Bisnis.com, JAKARTA – Ekonom memperkirakan Bank Indonesia (BI) kembali mempertahankan suku bunga acuan di level 5,75 persen dalam Rapat Dewan Gubernur (RDG) yang berakhir hari ini, Selasa 25 Juli 2023.
Kepala Ekonom Bank Permata Josua Pardede menyampaikan bahwa suku bunga acuan BI pada level 5,75 persen tersebut masih konsisten dalam menjangkar ekspektasi inflasi dalam jangka pendek.
“Sementara itu, nilai tukar rupiah masih bergerak cukup stabil, terutama pasca rilis inflasi AS menunjukkan tren penurunan lebih rendah dibandingkan perkiraan sebelumnya,” katanya kepada Bisnis, Senin (24/7/2023).
Josua menilai, proyeksi arah kebijakan The Fed tersebut mendorong stabilitas nilai tukar rupiah. Selain itu, stabilitas nilai tukar rupiah juga ditopang oleh aturan baru terkait penempatan devisa hasil ekspor (DHE) di dalam negeri yang berlaku pada Agustus mendatang.
“Stabilitas rupiah serta inflasi yang melambat diperkirakan mendorong BI mempertahankan suku bunganya pada RDG mendatang,” jelas Josua.
Josua menambahkan bahwa stance kebijakan moneter yang netral saat ini yang ditujukan untuk mendukung stabilitas rupiah dan terjaganya inflasi, akan tetap mendukung momentum pertumbuhan ekonomi Indonesia dalam jangka pendek.
Baca Juga
Sementara itu, Ekonom Bank Mandiri Faisal Rachman mengatakan bahwa BI akan cenderung berhati-hati dalam merespons arah terbaru kebijakan bank sentral Amerika Serikat (the Fed).
The Fed pada pertemuan FOMC terakhir memutuskan untuk menahan suku bunga acuan, tetapi mengisyaratkan untuk menaikkan suku bunga lanjutan ke depan.

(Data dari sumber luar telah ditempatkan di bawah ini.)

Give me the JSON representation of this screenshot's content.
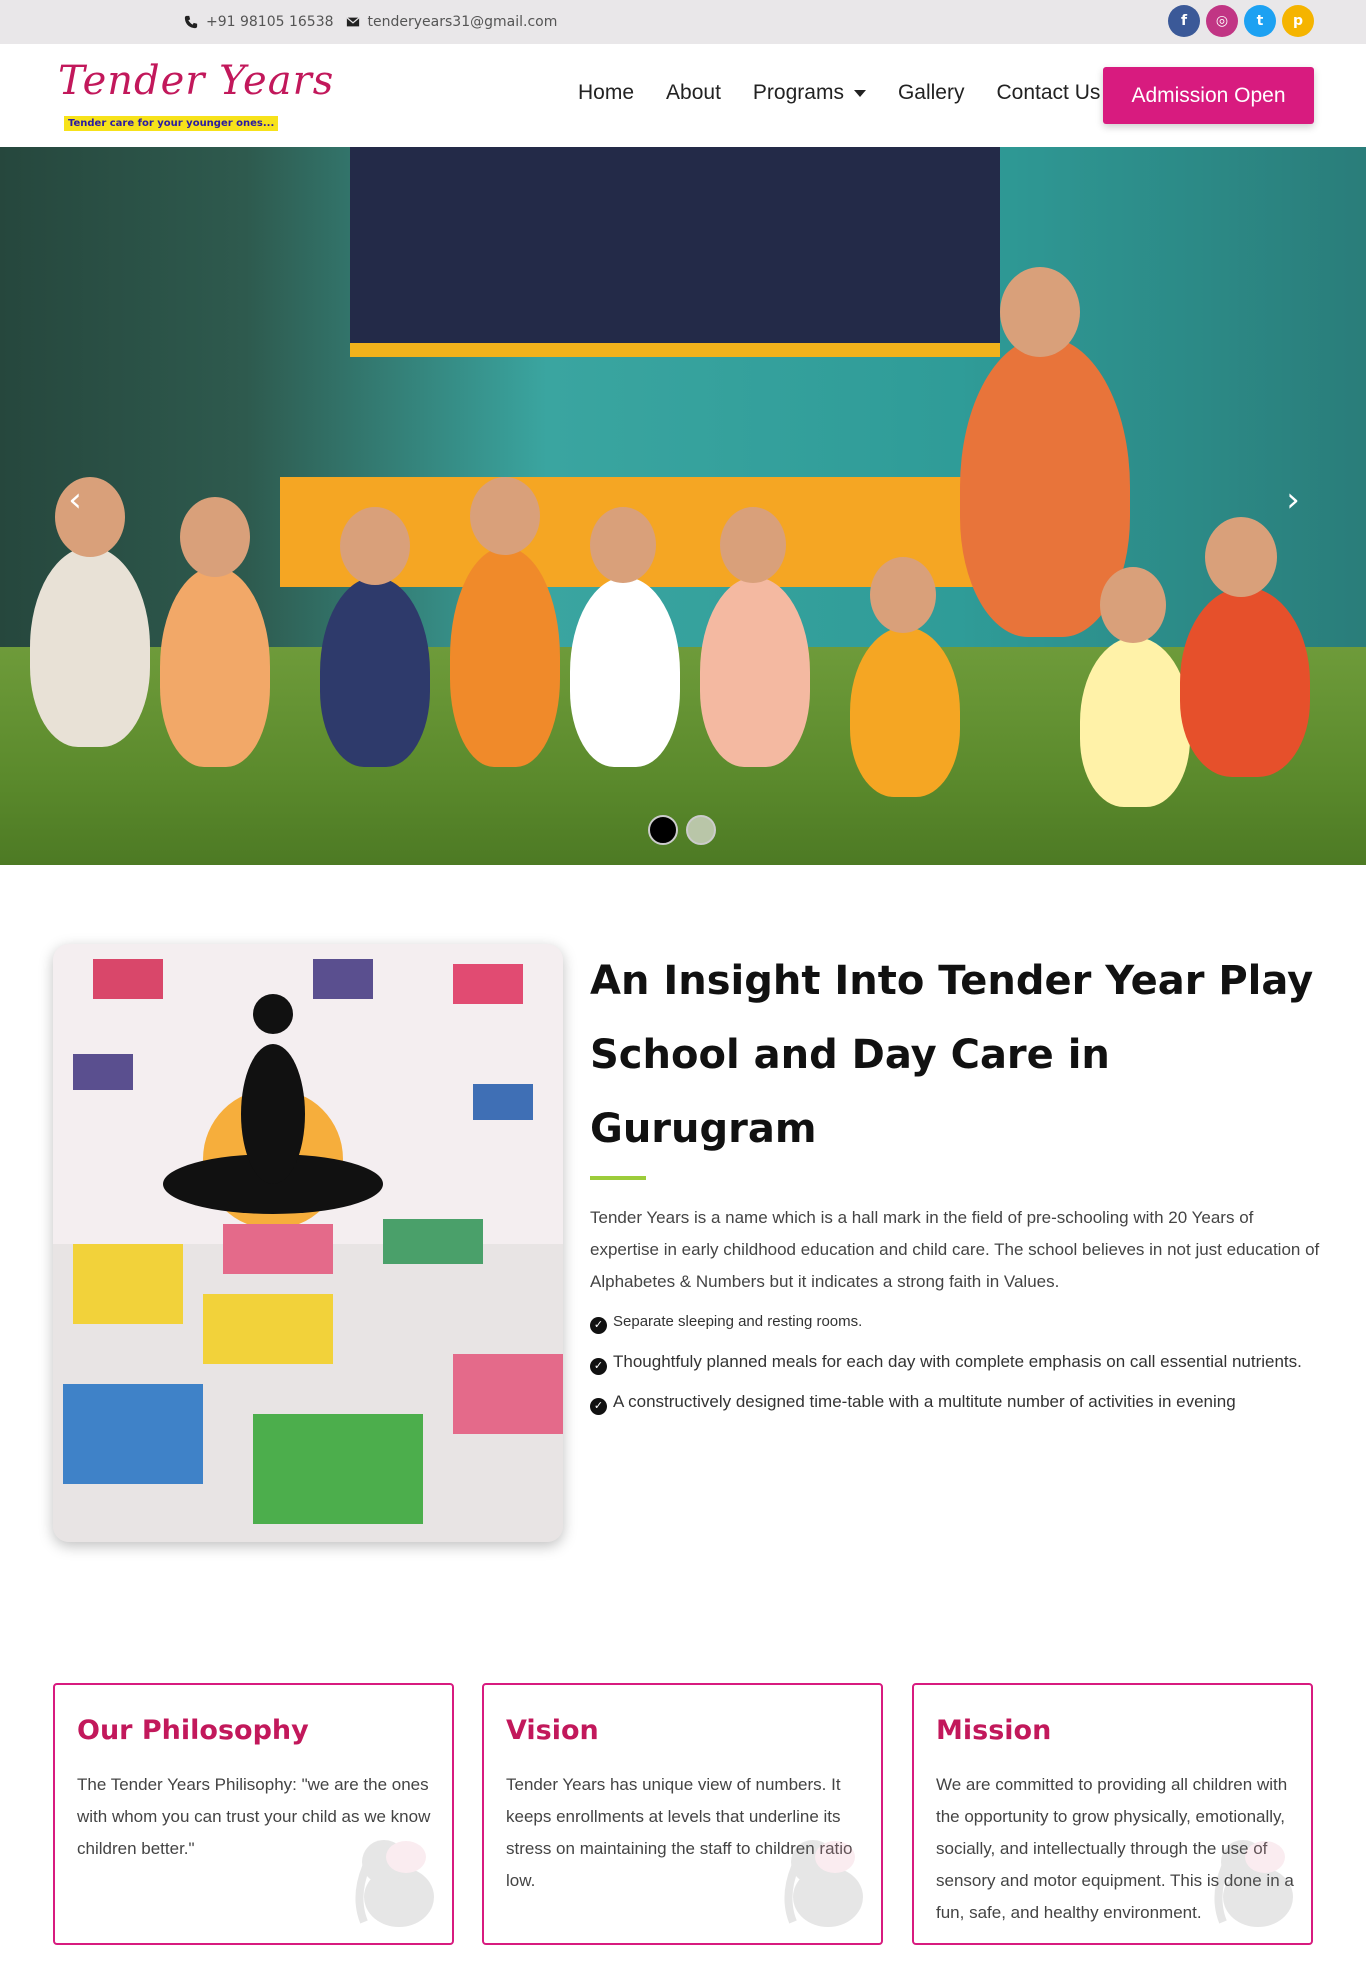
{
  "topbar": {
    "phone": "+91 98105 16538",
    "email": "tenderyears31@gmail.com",
    "socials": [
      {
        "icon": "facebook-icon",
        "glyph": "f",
        "color": "#3b5998"
      },
      {
        "icon": "instagram-icon",
        "glyph": "◎",
        "color": "#c13584"
      },
      {
        "icon": "twitter-icon",
        "glyph": "t",
        "color": "#1da1f2"
      },
      {
        "icon": "pinterest-icon",
        "glyph": "p",
        "color": "#f5b400"
      }
    ]
  },
  "logo": {
    "title": "Tender Years",
    "tagline": "Tender care for your younger ones..."
  },
  "nav": {
    "home": "Home",
    "about": "About",
    "programs": "Programs",
    "gallery": "Gallery",
    "contact": "Contact Us",
    "cta": "Admission Open"
  },
  "hero": {
    "prev_icon": "chevron-left-icon",
    "next_icon": "chevron-right-icon",
    "slides": 2,
    "active_slide": 1
  },
  "insight": {
    "title": "An Insight Into Tender Year Play School and Day Care in Gurugram",
    "paragraph": "Tender Years is a name which is a hall mark in the field of pre-schooling with 20 Years of expertise in early childhood education and child care. The school believes in not just education of Alphabetes & Numbers but it indicates a strong faith in Values.",
    "bullets": [
      "Separate sleeping and resting rooms.",
      "Thoughtfuly planned meals for each day with complete emphasis on call essential nutrients.",
      "A constructively designed time-table with a multitute number of activities in evening"
    ]
  },
  "cards": [
    {
      "title": "Our Philosophy",
      "text": "The Tender Years Philisophy: \"we are the ones with whom you can trust your child as we know children better.\""
    },
    {
      "title": "Vision",
      "text": "Tender Years has unique view of numbers. It keeps enrollments at levels that underline its stress on maintaining the staff to children ratio low."
    },
    {
      "title": "Mission",
      "text": "We are committed to providing all children with the opportunity to grow physically, emotionally, socially, and intellectually through the use of sensory and motor equipment. This is done in a fun, safe, and healthy environment."
    }
  ],
  "colors": {
    "accent": "#d81b7f",
    "title_pink": "#c2185b",
    "rule_green": "#9ccc3a"
  }
}
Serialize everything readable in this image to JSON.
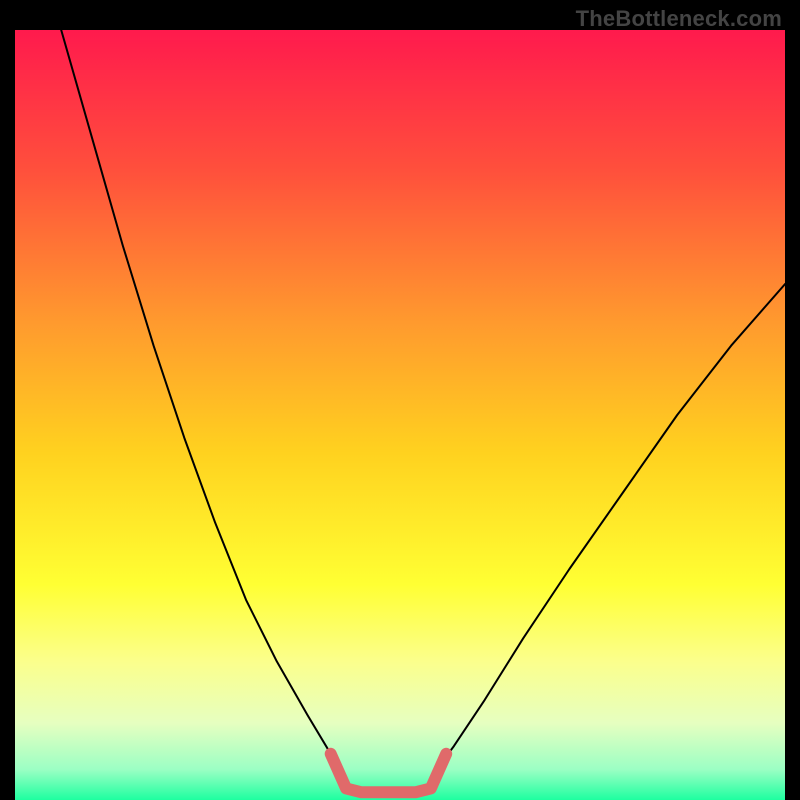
{
  "watermark": "TheBottleneck.com",
  "chart_data": {
    "type": "line",
    "title": "",
    "xlabel": "",
    "ylabel": "",
    "xlim": [
      0,
      100
    ],
    "ylim": [
      0,
      100
    ],
    "grid": false,
    "legend": false,
    "background_gradient": {
      "stops": [
        {
          "t": 0.0,
          "color": "#ff1a4d"
        },
        {
          "t": 0.18,
          "color": "#ff4f3c"
        },
        {
          "t": 0.38,
          "color": "#ff9a2e"
        },
        {
          "t": 0.55,
          "color": "#ffd21f"
        },
        {
          "t": 0.72,
          "color": "#ffff33"
        },
        {
          "t": 0.82,
          "color": "#fbff8c"
        },
        {
          "t": 0.9,
          "color": "#e6ffc0"
        },
        {
          "t": 0.96,
          "color": "#9cffc4"
        },
        {
          "t": 1.0,
          "color": "#1effa0"
        }
      ]
    },
    "series": [
      {
        "name": "left-curve",
        "stroke": "#000000",
        "stroke_width": 2,
        "x": [
          6,
          10,
          14,
          18,
          22,
          26,
          30,
          34,
          38,
          41,
          43
        ],
        "y": [
          100,
          86,
          72,
          59,
          47,
          36,
          26,
          18,
          11,
          6,
          3
        ]
      },
      {
        "name": "right-curve",
        "stroke": "#000000",
        "stroke_width": 2,
        "x": [
          54,
          57,
          61,
          66,
          72,
          79,
          86,
          93,
          100
        ],
        "y": [
          3,
          7,
          13,
          21,
          30,
          40,
          50,
          59,
          67
        ]
      },
      {
        "name": "bottom-bracket",
        "stroke": "#e06a6a",
        "stroke_width": 12,
        "x": [
          41,
          43,
          45,
          52,
          54,
          56
        ],
        "y": [
          6,
          1.5,
          1,
          1,
          1.5,
          6
        ]
      }
    ]
  }
}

Faisal berpandangan, dampak dari transmisi FFR terhadap Indonesia pun akan semakin terlihat melalui imbal hasil obligasi pemerintah.
Jika imbal hasil obligasi pemerintah Indonesia bertenor 10 tahun terus menurun dan mendekati level 6 persen, maka dia mengatakan bahwa BI tidak perlu menaikkan tingkat suku bunga acuan.
Selain itu, jika tingkat inflasi tetap terkendali dengan baik pada kisaran target 2-4 persen dari Juni hingga Desember 2023, maka ruang untuk kenaikan menurutnya akan terbatas.
“Kita lihat dampaknya ke yield dan rupiah dulu, so far masih bisa ditahan. Namun, memang akan data dependen juga,” katanya kepada Bisnis, Rabu (21/6/2023).